Saturday 17 June 2017

The winner is...Nobody

In what is shaping up to be an eventful week for other more tragic reasons, I'm getting around to typing out my thoughts on the General Bore of 2017 and  where that leaves us which isn't exactly being helped by the time taken by those directly involved to actually forge agreements to settle it.
There are as I think I mentioned last time 650 divisions known as constituencies and for any one party to gain a majority in the House of Commons you need 326 or more and the problem with the outcome is...no one party has it!
Take Theresa May's Conservative and Unionist Party for instance and you'll see they got just 318 which make them the largest single party and yet they cannot do it by themselves.
Then there is Jeremy Corbyn's Labour Party which did better in a late surge with 262 votes and the Liberal Democrats with 12 which in both parties is an improvement on the 2015 result.
Scotland's Scottish standing only Scottish National Party won 35 out of 57 Scottish constituencies which was a 21 seat drop on 2015 and Northern Ireland's Democratic Unionist Party got 10
Let's quickly do some math here as Labour saying they were ready to form an alternative 'progressive' government and add 262 labour votes to 12 liberal democrats we have 274 seats plus the SNP's 35 we get 309 plus 4 Plaid Cymru votes equals...313.
Thus put plainly the math doesn't stack up for that argument.
To me in truth nobody won this election.
The two main Great Britain wide parties did not carry the trust needed by the electorate even if Ruth Davison run a really successful campaign for the Scottish Conservatives and Jeremy Corbyn's Labour  team did connect to a lot of young voters who amongst a good number of people are fed up with 'austerity', funding crisis in health, social care, education, declining 'working class' pay relative to expenditure and issues of both housing supply and unaffordable mortgages and rents.
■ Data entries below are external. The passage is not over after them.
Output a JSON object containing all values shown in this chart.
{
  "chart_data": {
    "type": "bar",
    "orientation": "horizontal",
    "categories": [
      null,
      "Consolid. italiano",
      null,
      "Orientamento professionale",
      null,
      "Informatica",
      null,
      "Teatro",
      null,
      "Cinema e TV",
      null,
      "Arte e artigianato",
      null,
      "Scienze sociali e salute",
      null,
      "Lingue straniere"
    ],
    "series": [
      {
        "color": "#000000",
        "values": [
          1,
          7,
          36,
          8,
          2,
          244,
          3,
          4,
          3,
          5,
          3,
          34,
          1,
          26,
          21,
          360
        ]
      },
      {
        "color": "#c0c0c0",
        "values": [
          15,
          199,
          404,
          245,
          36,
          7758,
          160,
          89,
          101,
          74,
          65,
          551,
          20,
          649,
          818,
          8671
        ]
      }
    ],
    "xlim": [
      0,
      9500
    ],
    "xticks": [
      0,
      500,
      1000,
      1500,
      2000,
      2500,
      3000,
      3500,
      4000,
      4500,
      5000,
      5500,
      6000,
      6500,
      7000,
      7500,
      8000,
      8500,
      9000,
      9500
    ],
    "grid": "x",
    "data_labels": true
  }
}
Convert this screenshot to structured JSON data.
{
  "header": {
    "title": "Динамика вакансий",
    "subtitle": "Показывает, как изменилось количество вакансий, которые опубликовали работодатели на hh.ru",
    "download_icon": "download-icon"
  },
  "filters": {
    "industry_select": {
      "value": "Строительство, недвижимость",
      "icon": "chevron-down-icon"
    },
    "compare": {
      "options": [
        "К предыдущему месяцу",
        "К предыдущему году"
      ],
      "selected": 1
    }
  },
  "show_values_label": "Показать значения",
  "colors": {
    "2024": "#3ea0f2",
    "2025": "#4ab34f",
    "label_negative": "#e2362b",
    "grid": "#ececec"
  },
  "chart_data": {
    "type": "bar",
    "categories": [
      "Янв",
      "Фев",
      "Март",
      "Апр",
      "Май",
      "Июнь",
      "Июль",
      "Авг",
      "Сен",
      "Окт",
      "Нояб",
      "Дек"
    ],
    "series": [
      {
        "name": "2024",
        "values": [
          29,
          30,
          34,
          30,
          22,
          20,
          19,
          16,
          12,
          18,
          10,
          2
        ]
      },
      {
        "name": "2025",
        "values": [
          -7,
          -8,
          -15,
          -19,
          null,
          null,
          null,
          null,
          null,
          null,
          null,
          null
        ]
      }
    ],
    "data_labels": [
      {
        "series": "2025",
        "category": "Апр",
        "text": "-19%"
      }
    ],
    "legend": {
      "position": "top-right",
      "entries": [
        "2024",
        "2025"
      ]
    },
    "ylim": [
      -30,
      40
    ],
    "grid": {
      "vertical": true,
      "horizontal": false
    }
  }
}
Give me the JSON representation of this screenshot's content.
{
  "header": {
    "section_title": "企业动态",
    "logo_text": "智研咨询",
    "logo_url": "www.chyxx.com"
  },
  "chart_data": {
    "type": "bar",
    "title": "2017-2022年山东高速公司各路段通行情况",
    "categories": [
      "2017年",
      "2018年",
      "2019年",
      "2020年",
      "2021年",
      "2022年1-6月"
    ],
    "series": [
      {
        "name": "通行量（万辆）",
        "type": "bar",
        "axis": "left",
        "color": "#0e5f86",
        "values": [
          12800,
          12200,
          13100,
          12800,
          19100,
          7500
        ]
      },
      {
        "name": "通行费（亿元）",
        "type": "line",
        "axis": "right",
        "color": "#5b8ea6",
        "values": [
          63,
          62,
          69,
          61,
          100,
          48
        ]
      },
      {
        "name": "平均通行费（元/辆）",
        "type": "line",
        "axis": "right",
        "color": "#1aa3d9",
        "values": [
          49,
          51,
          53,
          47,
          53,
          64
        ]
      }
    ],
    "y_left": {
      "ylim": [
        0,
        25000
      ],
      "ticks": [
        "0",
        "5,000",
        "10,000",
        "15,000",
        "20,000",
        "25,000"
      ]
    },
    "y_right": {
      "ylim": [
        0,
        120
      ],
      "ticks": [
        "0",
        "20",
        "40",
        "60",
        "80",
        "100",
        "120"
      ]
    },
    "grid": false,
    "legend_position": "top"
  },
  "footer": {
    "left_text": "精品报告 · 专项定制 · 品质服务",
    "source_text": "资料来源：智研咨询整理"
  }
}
In Scotland it was clear many Scottish voters were more concerned about similar issues such as educational standards that they wanted their representatives to be more engaged with than the second referendum on independence the SNP were pushing since last Junes Brexit result (Indyref2).
Brexit is in a way few of us on the leave side anticipated at the core of this problem with Labour and Conservative remainers voting for remain candidates in constituencies such as Warwick and mainly Labour leave people voting Conservative as in Walsall North and Stoke on Trent South.
It was also an election where rather than in that referendum we voted for parties despite concerns, I know I voted for who I did with concerns over social welfare issues and others voted the way they did even if financial literacy and clear signs of exactly where the money was to be found were lacking.
And that Brexit clock as we were reminded over the weekend last is ticking.
Other consequences included the standing down of Ukip leader Paul Nuttall and Wednesday decision for Tim Farron, leader of the Liberal Democrats who cited the constant attention on his own personal religious beliefs by some lesbian and gay activists even though his voting record clearly supported their rights. I have some sympathy for this as some liberals seem to be...ill-liberal both in terms of denying the space for opposing views and even accepting of while disagreeing personally, the need to allow others the space to be themselves and so backing legislation.
At the moment there is an attempt to put together an agreement by the Conservatives and the DUP so a Queen's speech (a summary of the parliamentary program put forward by Her Majesties Government) can be passed and major legislation not least relating to Brexit can be passed without a formal coalition which we had for the 2010-15 Parliament.
This is possible but has its own risks not least in resolving the deadlock at the Northern Irish Assembly a part of the devolution outside of England enacted from 1995 onward in our system of Government between the DUP and   Sinn Féin, the Nationalist, Republican party whose links to terrorism at the highest levels are hotly contested.
Neither side trust each other much and in trying to resolve this, any UK Government as former prime minister Major said on Monday risks  being seen more as a Unionist stitch up than an impartial advisor with thepossibility if it fails of Northern Ireland being run directly from London, something that would have a major impact on cross-community and Irish and UK Government relations.